La Cour de Cassation, Chambre Criminelle, en son audience publique tenue au Palais de Justice de Bangui, le 08 Décembre 2009, a rendu l’arrêt suivant :
Sur le rapport de Monsieur José Christian LONDOUMON, Président de la Chambre Criminelle de la Cour de Cassation et les conclusions de Monsieur Ab C, 1er Avocat Général près la Cour de Cassation ;
Statuant sur le pourvoi formé par Aa B, contre l’arrêt de la Cour d’Appel de Bouar, en date du 3 Mai 2006 qui, pour vol, l’a condamné à la peine de 15 mois d’emprisonnement assorti de sursis et 100.000 francs d’amende ;
Vu le mémoire produit ;
SUR LE PREMIER MOYEN DE CASSATION, PRIS DE LA VIOLATION DES ARTICLES 30 ET SUIVANTS, 140 DU CODE DE PROCEDURE PENALE ET 227 DU CODE PENAL, en ce que le délit reproché à B Aa a été réglé selon la procédure du délit flagrant alors que les conditions de la flagrance ne sont pas réunies.
Attendu que B Aa a été traduit devant le Tribunal Correctionnel de Bouar selon la procédure du délit flagrant pour vol au préjudice de la SOCACIG.

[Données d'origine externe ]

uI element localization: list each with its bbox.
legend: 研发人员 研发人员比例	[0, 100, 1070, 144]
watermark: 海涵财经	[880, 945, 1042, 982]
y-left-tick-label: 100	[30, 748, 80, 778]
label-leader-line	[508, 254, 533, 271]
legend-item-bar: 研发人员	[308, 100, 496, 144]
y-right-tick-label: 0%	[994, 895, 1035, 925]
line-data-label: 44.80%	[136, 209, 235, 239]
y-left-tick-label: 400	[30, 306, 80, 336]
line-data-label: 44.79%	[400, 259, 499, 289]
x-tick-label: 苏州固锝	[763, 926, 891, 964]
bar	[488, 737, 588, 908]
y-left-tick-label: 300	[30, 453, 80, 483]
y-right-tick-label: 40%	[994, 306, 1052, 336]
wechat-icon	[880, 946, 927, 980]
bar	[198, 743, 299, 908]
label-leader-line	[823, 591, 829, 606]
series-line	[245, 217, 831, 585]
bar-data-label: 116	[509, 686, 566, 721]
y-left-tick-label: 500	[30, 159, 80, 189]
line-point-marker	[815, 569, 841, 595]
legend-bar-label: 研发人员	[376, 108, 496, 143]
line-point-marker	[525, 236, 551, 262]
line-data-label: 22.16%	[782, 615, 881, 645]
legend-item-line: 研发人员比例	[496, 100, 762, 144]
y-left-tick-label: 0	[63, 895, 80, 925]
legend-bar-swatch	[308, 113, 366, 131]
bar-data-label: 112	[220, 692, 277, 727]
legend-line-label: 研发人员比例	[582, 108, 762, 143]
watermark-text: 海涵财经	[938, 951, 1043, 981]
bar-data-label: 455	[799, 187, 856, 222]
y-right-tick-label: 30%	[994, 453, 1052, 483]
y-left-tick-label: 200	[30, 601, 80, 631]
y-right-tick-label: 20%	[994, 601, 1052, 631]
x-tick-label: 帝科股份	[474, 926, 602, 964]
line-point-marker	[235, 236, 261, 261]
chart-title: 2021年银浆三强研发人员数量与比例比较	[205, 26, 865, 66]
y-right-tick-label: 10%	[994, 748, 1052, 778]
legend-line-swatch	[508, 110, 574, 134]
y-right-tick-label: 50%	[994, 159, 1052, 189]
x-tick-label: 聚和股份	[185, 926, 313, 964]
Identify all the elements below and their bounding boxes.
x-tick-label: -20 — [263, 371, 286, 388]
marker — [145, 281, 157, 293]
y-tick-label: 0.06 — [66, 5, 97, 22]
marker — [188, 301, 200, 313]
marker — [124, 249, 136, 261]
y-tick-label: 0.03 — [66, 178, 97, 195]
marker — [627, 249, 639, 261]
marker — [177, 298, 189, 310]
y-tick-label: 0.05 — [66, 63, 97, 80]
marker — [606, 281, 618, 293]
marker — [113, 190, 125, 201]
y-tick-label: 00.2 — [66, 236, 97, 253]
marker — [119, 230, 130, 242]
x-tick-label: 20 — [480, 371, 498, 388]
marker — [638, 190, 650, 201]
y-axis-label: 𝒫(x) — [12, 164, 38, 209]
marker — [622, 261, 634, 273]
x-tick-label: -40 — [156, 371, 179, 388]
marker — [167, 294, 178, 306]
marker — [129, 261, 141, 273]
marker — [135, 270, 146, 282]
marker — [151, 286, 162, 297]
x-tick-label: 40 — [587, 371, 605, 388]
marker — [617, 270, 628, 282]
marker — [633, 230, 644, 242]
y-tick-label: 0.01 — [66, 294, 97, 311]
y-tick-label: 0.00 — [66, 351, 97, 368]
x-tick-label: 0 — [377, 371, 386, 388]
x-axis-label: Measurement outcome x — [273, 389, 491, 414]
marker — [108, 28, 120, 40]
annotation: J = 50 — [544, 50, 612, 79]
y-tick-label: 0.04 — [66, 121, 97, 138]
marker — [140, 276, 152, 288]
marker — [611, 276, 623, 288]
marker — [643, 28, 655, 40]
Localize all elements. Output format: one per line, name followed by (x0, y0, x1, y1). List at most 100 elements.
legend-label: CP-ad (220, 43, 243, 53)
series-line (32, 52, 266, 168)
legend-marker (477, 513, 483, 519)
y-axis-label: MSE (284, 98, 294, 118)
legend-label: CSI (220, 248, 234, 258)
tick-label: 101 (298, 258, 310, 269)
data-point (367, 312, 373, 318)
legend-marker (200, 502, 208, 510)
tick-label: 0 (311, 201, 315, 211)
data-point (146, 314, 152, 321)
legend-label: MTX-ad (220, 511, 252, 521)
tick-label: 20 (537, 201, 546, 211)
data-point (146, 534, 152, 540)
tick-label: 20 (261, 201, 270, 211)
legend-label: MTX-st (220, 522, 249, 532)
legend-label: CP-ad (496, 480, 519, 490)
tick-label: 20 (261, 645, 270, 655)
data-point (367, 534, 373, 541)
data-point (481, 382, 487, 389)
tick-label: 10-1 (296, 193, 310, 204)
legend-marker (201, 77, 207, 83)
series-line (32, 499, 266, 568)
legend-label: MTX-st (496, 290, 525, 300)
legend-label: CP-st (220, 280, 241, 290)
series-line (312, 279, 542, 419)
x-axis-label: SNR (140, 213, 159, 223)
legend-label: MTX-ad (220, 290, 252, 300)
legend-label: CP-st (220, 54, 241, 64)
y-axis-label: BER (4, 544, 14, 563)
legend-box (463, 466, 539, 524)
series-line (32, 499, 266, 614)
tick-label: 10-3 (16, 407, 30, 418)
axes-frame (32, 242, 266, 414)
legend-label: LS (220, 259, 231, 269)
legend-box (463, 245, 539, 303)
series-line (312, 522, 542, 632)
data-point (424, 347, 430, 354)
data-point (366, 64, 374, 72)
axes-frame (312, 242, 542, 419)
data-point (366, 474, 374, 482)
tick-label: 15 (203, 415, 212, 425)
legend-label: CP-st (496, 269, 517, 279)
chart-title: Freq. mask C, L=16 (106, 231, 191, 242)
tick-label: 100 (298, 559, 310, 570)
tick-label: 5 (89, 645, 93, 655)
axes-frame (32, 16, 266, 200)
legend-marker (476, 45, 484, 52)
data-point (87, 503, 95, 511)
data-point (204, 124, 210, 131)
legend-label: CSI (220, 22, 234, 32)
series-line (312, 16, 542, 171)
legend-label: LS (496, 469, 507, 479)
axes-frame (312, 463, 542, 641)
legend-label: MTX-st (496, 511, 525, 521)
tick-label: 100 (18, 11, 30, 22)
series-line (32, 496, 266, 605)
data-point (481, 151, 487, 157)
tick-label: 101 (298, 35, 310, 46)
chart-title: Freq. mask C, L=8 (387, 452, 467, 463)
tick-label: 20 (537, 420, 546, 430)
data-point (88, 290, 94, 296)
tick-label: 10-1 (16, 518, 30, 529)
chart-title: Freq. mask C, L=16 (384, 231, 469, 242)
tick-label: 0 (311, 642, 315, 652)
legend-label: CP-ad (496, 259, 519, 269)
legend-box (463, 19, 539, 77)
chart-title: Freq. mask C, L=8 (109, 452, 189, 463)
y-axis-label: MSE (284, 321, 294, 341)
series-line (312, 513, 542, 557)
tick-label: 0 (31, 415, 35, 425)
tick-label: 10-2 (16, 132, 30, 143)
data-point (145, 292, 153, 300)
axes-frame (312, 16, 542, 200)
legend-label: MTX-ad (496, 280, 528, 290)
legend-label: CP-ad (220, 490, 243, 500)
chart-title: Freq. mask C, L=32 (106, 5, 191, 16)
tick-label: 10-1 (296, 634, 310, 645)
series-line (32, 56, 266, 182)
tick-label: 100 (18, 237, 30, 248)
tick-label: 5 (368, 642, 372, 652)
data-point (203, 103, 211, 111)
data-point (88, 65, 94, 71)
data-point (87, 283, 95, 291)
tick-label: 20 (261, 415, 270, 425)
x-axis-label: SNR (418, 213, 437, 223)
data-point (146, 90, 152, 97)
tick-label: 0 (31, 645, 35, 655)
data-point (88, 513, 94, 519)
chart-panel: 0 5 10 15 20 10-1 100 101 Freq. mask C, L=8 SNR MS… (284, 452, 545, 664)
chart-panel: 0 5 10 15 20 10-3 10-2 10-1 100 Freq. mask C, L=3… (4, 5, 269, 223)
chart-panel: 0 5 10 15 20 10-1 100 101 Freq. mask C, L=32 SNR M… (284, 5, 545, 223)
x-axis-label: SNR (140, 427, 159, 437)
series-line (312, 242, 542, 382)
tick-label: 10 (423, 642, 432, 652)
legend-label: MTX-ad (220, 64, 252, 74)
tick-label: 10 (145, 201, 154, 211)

Attendu qu’aux termes de l’article 30 a et d du Code de Procédure Pénale, il y a flagrance lorsque dans un temps voisin de l’action, la personne soupçonnée est poursuivie par la clameur publique ou est trouvée en possession d’objets, ou encore présente des traces ou indices laissant penser qu’elle a participé au crime ou au délit ;
Qu’il y a également délit flagrant sans aucune condition de temps, lorsque le crime ou le délit parait établi à la charge de la personne, soit par les dépositions unanimes de plusieurs témoins, soit par un aveu corroboré par des témoignages ou indices ;
Attendu que cette procédure suppose que B Aa ait été pris sur les faits, poursuivi par la clameur publique, trouvé en possession des objets
volés, ou encore présentait des indices laissant penser qu’il est l’auteur du vol ;
Attendu que dans le cas d’espèce, le vol a été commis dans la nuit du 24 au 25 Avril 2005, tandis que la procédure ayant abouti à l’arrestation puis à la condamnation de B Aa a été déclenchée le 6 Juillet de la même année, suite à une plainte du responsable déposée contre X ;
Que dès lors, la procédure de délit flagrant ne pouvait être engagée, et ce, d’autant plus qu’elle a été menée avec une négligence et dans une confusion incompréhensible ;
Attendu en effet que deux enquêtes menées par les services de gendarmerie et de police suite au vol se contredisent totalement ;
Que le suspect contre lequel le chef d’agence a déposé plainte, et qui a indiqué avec précision l’endroit où ont été cachées les cartouches de cigarettes volées et qui se trouvait sous main de police a été relâché purement et simplement sans que l’enquêteur ait éprouvé le besoin d’en savoir davantage, et sans que le Parquet de la République ne s’en émeuve ;
Que le procès-verbal de transport sur les lieux dressé par le juge d’Instruction commis à cet effet par le Tribunal contient des éléments contradictoires ;
Attendu qu’en confirmant le jugement critiqué, ainsi que la procédure suivie par le Parquet du Tribunal, alors que c’est l’annulation pure et simple de la procédure qui s’imposait pour fausse application de la loi, la Cour d’Appel a failli à sa mission, exposant ainsi sa décision à la censure ;
D’où il suit que l’arrêt doit être cassé sur ce point ;
SUR LE DEUXIEME MOYEN DE CASSATION PRIS DE L’EXCES DE POUVOIR
Sans intérêt ;
SUR LE TROISIEME MOYEN DE CASSATION PRIS DU DEFAUT, OBSCURITE OU INSUFFISANCE DE MOTIFS, en ce que la Cour d’Appel de Bouar a prétendu que toutes les clés de l’agence ont été remises par le Chef d’Agence au prévenu avant son départ à Bangui, ce que ce dernier conteste.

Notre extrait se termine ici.